In der Suchtprävention hingegen kommen verschiedene Strategien zum Einsatz, um das Verhalten von Menschen zu ändern. Das Konzept der Motivierenden Kurzintervention (MOVE) wird dabei als besonders erfolgreich angesehen. Es basiert auf den Grundlagen der Motivierenden Gesprächsführung nach Miller & Rollnick (2009), sowie auf dem Transtheoretischen Modell der Verhaltensänderung nach Prochaska, DiClemente und Velicer (vgl. Marzinzik & Fiedler, 2005). Die theoretische Grundlage für MOVE beruht auf der Annahme, dass die Veränderung eines Konsumverhaltens ein Prozess ist, der verschiedene Stadien durchläuft (siehe hierzu auch ginko – Landeskoordinierungsstelle Suchtvorbeugung NRW, 2008).

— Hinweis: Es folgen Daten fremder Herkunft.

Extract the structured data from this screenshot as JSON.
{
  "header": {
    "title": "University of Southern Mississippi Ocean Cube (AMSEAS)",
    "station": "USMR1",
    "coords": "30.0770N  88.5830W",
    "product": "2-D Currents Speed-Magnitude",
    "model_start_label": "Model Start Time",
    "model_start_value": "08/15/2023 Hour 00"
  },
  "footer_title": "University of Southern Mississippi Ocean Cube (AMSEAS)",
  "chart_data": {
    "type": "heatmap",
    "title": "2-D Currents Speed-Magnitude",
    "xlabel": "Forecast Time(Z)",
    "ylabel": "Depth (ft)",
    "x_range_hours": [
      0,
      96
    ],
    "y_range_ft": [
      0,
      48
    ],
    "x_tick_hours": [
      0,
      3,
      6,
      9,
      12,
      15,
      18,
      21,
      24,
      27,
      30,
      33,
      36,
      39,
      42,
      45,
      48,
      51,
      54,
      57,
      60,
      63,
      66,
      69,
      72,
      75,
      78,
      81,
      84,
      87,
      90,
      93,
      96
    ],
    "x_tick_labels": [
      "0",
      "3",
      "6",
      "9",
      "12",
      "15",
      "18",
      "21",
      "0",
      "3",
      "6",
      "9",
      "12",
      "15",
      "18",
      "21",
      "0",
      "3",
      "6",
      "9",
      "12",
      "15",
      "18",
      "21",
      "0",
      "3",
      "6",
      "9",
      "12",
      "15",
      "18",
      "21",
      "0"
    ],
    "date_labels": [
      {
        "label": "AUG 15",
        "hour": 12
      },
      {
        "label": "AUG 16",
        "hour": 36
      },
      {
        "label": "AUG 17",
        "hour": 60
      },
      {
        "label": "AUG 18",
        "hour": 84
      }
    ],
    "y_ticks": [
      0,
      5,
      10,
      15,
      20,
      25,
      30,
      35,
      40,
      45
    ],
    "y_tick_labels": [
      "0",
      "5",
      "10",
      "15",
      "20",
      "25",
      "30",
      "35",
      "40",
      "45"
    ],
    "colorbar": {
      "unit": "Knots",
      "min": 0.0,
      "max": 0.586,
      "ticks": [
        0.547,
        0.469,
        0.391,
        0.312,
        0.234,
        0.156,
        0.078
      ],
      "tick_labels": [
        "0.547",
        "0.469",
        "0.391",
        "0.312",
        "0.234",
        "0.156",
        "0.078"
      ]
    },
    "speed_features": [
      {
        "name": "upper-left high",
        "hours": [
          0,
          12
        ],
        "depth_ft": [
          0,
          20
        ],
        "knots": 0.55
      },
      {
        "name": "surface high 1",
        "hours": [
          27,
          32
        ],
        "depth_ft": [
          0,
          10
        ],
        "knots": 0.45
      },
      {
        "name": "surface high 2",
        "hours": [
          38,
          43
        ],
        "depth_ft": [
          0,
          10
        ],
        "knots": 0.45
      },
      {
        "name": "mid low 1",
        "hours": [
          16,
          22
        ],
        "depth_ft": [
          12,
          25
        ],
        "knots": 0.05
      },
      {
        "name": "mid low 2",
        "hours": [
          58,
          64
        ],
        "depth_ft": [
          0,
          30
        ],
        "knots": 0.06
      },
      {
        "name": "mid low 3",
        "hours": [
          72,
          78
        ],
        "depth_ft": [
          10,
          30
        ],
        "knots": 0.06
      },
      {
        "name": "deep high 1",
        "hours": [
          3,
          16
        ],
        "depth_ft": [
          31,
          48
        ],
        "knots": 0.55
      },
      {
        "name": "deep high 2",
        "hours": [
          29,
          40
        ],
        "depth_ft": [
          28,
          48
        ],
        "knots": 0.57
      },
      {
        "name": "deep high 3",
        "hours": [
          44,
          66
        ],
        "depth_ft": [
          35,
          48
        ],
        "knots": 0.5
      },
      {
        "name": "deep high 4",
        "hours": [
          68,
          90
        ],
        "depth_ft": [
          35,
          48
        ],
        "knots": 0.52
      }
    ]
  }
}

Der Bedarf einer Ergänzung und/oder Anpassung der Dopingpräventionsmaßnahmen auf nationaler Ebene, resultiert aus einer Reihe von Studien und Beiträgen, zum Beispiel ‘zur Häufigkeit des Dopings im deutschen Spitzensport’ (Pitsch, Maats & Emrich, 2009, S. 15-19; Dannemann, Meutgens & Singler, 2011, S. 272f.).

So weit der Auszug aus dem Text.